当時蒔岡家では、雪子のために取消を申し込んだものか、但しそうすれば半面に於いて妙子がしたことを裏書きするのと同じ結果を招く恐れがあり、それも智慧のない話であるからいっそ黙殺してしまったものかと、当主辰雄が散々考えたのであったが、過ちを犯した者はどうあろうとも、罪のない者に飛ばっちりを受けさせて置く訳には行かぬと思ったので、取消を申し込んだところ、新聞に載ったのはその取消ではなく、正誤の記事で、予想した通り改めて妙子の名が出た。
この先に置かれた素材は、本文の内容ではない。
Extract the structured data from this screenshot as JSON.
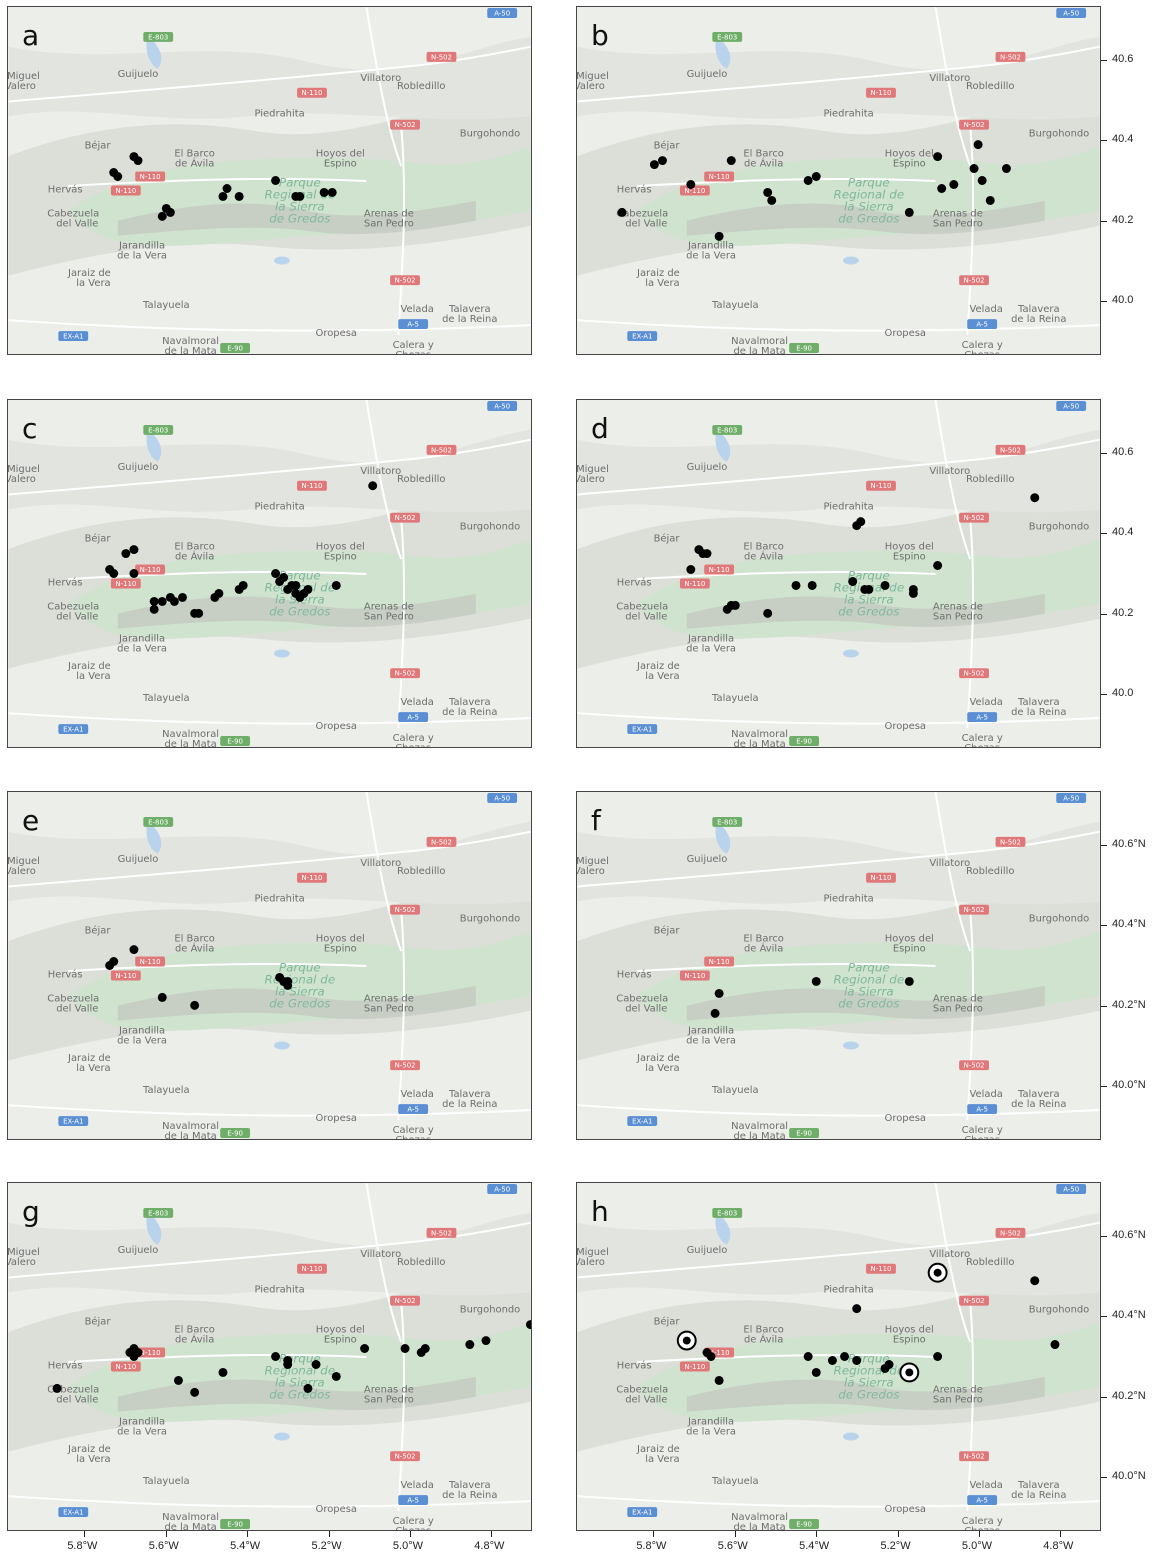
{
  "map": {
    "places": [
      {
        "name": "Guijuelo",
        "lon": -5.67,
        "lat": 40.56
      },
      {
        "name": "Villatoro",
        "lon": -5.07,
        "lat": 40.55
      },
      {
        "name": "Robledillo",
        "lon": -4.97,
        "lat": 40.53
      },
      {
        "name": "Piedrahita",
        "lon": -5.32,
        "lat": 40.46
      },
      {
        "name": "Burgohondo",
        "lon": -4.8,
        "lat": 40.41
      },
      {
        "name": "Béjar",
        "lon": -5.77,
        "lat": 40.38
      },
      {
        "name": "El Barco",
        "lon": -5.53,
        "lat": 40.36
      },
      {
        "name": "de Ávila",
        "lon": -5.53,
        "lat": 40.335
      },
      {
        "name": "Hoyos del",
        "lon": -5.17,
        "lat": 40.36
      },
      {
        "name": "Espino",
        "lon": -5.17,
        "lat": 40.335
      },
      {
        "name": "Hervás",
        "lon": -5.85,
        "lat": 40.27
      },
      {
        "name": "Cabezuela",
        "lon": -5.83,
        "lat": 40.21
      },
      {
        "name": "del Valle",
        "lon": -5.82,
        "lat": 40.185
      },
      {
        "name": "Arenas de",
        "lon": -5.05,
        "lat": 40.21
      },
      {
        "name": "San Pedro",
        "lon": -5.05,
        "lat": 40.185
      },
      {
        "name": "Jarandilla",
        "lon": -5.66,
        "lat": 40.13
      },
      {
        "name": "de la Vera",
        "lon": -5.66,
        "lat": 40.105
      },
      {
        "name": "Jaraiz de",
        "lon": -5.79,
        "lat": 40.06
      },
      {
        "name": "la Vera",
        "lon": -5.78,
        "lat": 40.035
      },
      {
        "name": "Talayuela",
        "lon": -5.6,
        "lat": 39.98
      },
      {
        "name": "Velada",
        "lon": -4.98,
        "lat": 39.97
      },
      {
        "name": "Talavera",
        "lon": -4.85,
        "lat": 39.97
      },
      {
        "name": "de la Reina",
        "lon": -4.85,
        "lat": 39.945
      },
      {
        "name": "Navalmoral",
        "lon": -5.54,
        "lat": 39.89
      },
      {
        "name": "de la Mata",
        "lon": -5.54,
        "lat": 39.865
      },
      {
        "name": "Oropesa",
        "lon": -5.18,
        "lat": 39.91
      },
      {
        "name": "Calera y",
        "lon": -4.99,
        "lat": 39.88
      },
      {
        "name": "Chozas",
        "lon": -4.99,
        "lat": 39.855
      },
      {
        "name": "San Miguel",
        "lon": -5.98,
        "lat": 40.555
      },
      {
        "name": "de Valero",
        "lon": -5.98,
        "lat": 40.53
      }
    ],
    "park_label": [
      "Parque",
      "Regional de",
      "la Sierra",
      "de Gredos"
    ],
    "roads": [
      {
        "label": "E-803",
        "lon": -5.62,
        "lat": 40.66,
        "color": "#6fae68"
      },
      {
        "label": "A-50",
        "lon": -4.77,
        "lat": 40.72,
        "color": "#5b8fd4"
      },
      {
        "label": "N-502",
        "lon": -4.92,
        "lat": 40.61,
        "color": "#e0787a"
      },
      {
        "label": "N-110",
        "lon": -5.24,
        "lat": 40.52,
        "color": "#e0787a"
      },
      {
        "label": "N-502",
        "lon": -5.01,
        "lat": 40.44,
        "color": "#e0787a"
      },
      {
        "label": "N-110",
        "lon": -5.64,
        "lat": 40.31,
        "color": "#e0787a"
      },
      {
        "label": "N-110",
        "lon": -5.7,
        "lat": 40.275,
        "color": "#e0787a"
      },
      {
        "label": "N-502",
        "lon": -5.01,
        "lat": 40.05,
        "color": "#e0787a"
      },
      {
        "label": "A-5",
        "lon": -4.99,
        "lat": 39.94,
        "color": "#5b8fd4"
      },
      {
        "label": "EX-A1",
        "lon": -5.83,
        "lat": 39.91,
        "color": "#5b8fd4"
      },
      {
        "label": "E-90",
        "lon": -5.43,
        "lat": 39.88,
        "color": "#6fae68"
      }
    ]
  },
  "axes": {
    "x_ticks": [
      "5.8°W",
      "5.6°W",
      "5.4°W",
      "5.2°W",
      "5.0°W",
      "4.8°W"
    ],
    "x_values": [
      -5.8,
      -5.6,
      -5.4,
      -5.2,
      -5.0,
      -4.8
    ],
    "y_ticks_plain": [
      "40.6",
      "40.4",
      "40.2",
      "40.0"
    ],
    "y_ticks_n": [
      "40.6°N",
      "40.4°N",
      "40.2°N",
      "40.0°N"
    ],
    "y_values": [
      40.6,
      40.4,
      40.2,
      40.0
    ]
  },
  "panels": [
    {
      "label": "a",
      "points": [
        [
          -5.73,
          40.32
        ],
        [
          -5.72,
          40.31
        ],
        [
          -5.68,
          40.36
        ],
        [
          -5.67,
          40.35
        ],
        [
          -5.61,
          40.21
        ],
        [
          -5.6,
          40.23
        ],
        [
          -5.59,
          40.22
        ],
        [
          -5.46,
          40.26
        ],
        [
          -5.45,
          40.28
        ],
        [
          -5.42,
          40.26
        ],
        [
          -5.33,
          40.3
        ],
        [
          -5.28,
          40.26
        ],
        [
          -5.27,
          40.26
        ],
        [
          -5.21,
          40.27
        ],
        [
          -5.19,
          40.27
        ]
      ]
    },
    {
      "label": "b",
      "points": [
        [
          -5.88,
          40.22
        ],
        [
          -5.8,
          40.34
        ],
        [
          -5.78,
          40.35
        ],
        [
          -5.71,
          40.29
        ],
        [
          -5.64,
          40.16
        ],
        [
          -5.61,
          40.35
        ],
        [
          -5.52,
          40.27
        ],
        [
          -5.51,
          40.25
        ],
        [
          -5.42,
          40.3
        ],
        [
          -5.4,
          40.31
        ],
        [
          -5.17,
          40.22
        ],
        [
          -5.1,
          40.36
        ],
        [
          -5.09,
          40.28
        ],
        [
          -5.06,
          40.29
        ],
        [
          -5.01,
          40.33
        ],
        [
          -5.0,
          40.39
        ],
        [
          -4.99,
          40.3
        ],
        [
          -4.97,
          40.25
        ],
        [
          -4.93,
          40.33
        ]
      ]
    },
    {
      "label": "c",
      "points": [
        [
          -5.09,
          40.52
        ],
        [
          -5.68,
          40.36
        ],
        [
          -5.7,
          40.35
        ],
        [
          -5.74,
          40.31
        ],
        [
          -5.73,
          40.3
        ],
        [
          -5.68,
          40.3
        ],
        [
          -5.63,
          40.23
        ],
        [
          -5.63,
          40.21
        ],
        [
          -5.61,
          40.23
        ],
        [
          -5.59,
          40.24
        ],
        [
          -5.58,
          40.23
        ],
        [
          -5.56,
          40.24
        ],
        [
          -5.53,
          40.2
        ],
        [
          -5.52,
          40.2
        ],
        [
          -5.48,
          40.24
        ],
        [
          -5.47,
          40.25
        ],
        [
          -5.42,
          40.26
        ],
        [
          -5.41,
          40.27
        ],
        [
          -5.33,
          40.3
        ],
        [
          -5.32,
          40.28
        ],
        [
          -5.31,
          40.29
        ],
        [
          -5.3,
          40.26
        ],
        [
          -5.29,
          40.27
        ],
        [
          -5.28,
          40.25
        ],
        [
          -5.28,
          40.27
        ],
        [
          -5.27,
          40.24
        ],
        [
          -5.26,
          40.25
        ],
        [
          -5.25,
          40.26
        ],
        [
          -5.18,
          40.27
        ]
      ]
    },
    {
      "label": "d",
      "points": [
        [
          -4.86,
          40.49
        ],
        [
          -5.3,
          40.42
        ],
        [
          -5.29,
          40.43
        ],
        [
          -5.69,
          40.36
        ],
        [
          -5.68,
          40.35
        ],
        [
          -5.67,
          40.35
        ],
        [
          -5.71,
          40.31
        ],
        [
          -5.62,
          40.21
        ],
        [
          -5.61,
          40.22
        ],
        [
          -5.6,
          40.22
        ],
        [
          -5.52,
          40.2
        ],
        [
          -5.45,
          40.27
        ],
        [
          -5.41,
          40.27
        ],
        [
          -5.31,
          40.28
        ],
        [
          -5.28,
          40.26
        ],
        [
          -5.27,
          40.26
        ],
        [
          -5.23,
          40.27
        ],
        [
          -5.16,
          40.26
        ],
        [
          -5.16,
          40.25
        ],
        [
          -5.1,
          40.32
        ]
      ]
    },
    {
      "label": "e",
      "points": [
        [
          -5.68,
          40.34
        ],
        [
          -5.74,
          40.3
        ],
        [
          -5.73,
          40.31
        ],
        [
          -5.61,
          40.22
        ],
        [
          -5.53,
          40.2
        ],
        [
          -5.32,
          40.27
        ],
        [
          -5.31,
          40.26
        ],
        [
          -5.3,
          40.25
        ],
        [
          -5.3,
          40.26
        ]
      ]
    },
    {
      "label": "f",
      "points": [
        [
          -5.64,
          40.23
        ],
        [
          -5.65,
          40.18
        ],
        [
          -5.4,
          40.26
        ],
        [
          -5.17,
          40.26
        ]
      ]
    },
    {
      "label": "g",
      "points": [
        [
          -4.7,
          40.38
        ],
        [
          -4.81,
          40.34
        ],
        [
          -4.85,
          40.33
        ],
        [
          -4.96,
          40.32
        ],
        [
          -4.97,
          40.31
        ],
        [
          -5.01,
          40.32
        ],
        [
          -5.11,
          40.32
        ],
        [
          -5.23,
          40.28
        ],
        [
          -5.25,
          40.22
        ],
        [
          -5.18,
          40.25
        ],
        [
          -5.3,
          40.28
        ],
        [
          -5.3,
          40.29
        ],
        [
          -5.33,
          40.3
        ],
        [
          -5.46,
          40.26
        ],
        [
          -5.53,
          40.21
        ],
        [
          -5.57,
          40.24
        ],
        [
          -5.67,
          40.31
        ],
        [
          -5.68,
          40.3
        ],
        [
          -5.68,
          40.32
        ],
        [
          -5.69,
          40.31
        ],
        [
          -5.87,
          40.22
        ]
      ]
    },
    {
      "label": "h",
      "points": [
        [
          -4.86,
          40.49
        ],
        [
          -4.81,
          40.33
        ],
        [
          -5.3,
          40.42
        ],
        [
          -5.67,
          40.31
        ],
        [
          -5.66,
          40.3
        ],
        [
          -5.64,
          40.24
        ],
        [
          -5.42,
          40.3
        ],
        [
          -5.4,
          40.26
        ],
        [
          -5.36,
          40.29
        ],
        [
          -5.33,
          40.3
        ],
        [
          -5.3,
          40.29
        ],
        [
          -5.23,
          40.27
        ],
        [
          -5.22,
          40.28
        ],
        [
          -5.1,
          40.3
        ]
      ],
      "circled": [
        [
          -5.1,
          40.51
        ],
        [
          -5.72,
          40.34
        ],
        [
          -5.17,
          40.26
        ]
      ]
    }
  ]
}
辰雄はその前に雪子の意見も聞いて見るべきであるとは心付いていたのだけれども、聞いたところで取り分け自分に対しては口の重い雪子が、どうせ明瞭な答をしてくれそうもないことは分っていたし、義妹たちに相談すれば利害の相反する雪子と妙子との間が紛糾することもあろうしと考え、妻の鶴子に話しただけで、自分一人の責任でそう云う手段に出たのであったが、正直のところを云えば、妙子を犠牲にしても雪子の冤を雪ぐことに依って雪子によく思われたいと云う底意が、いくらか働いていたかも知れない。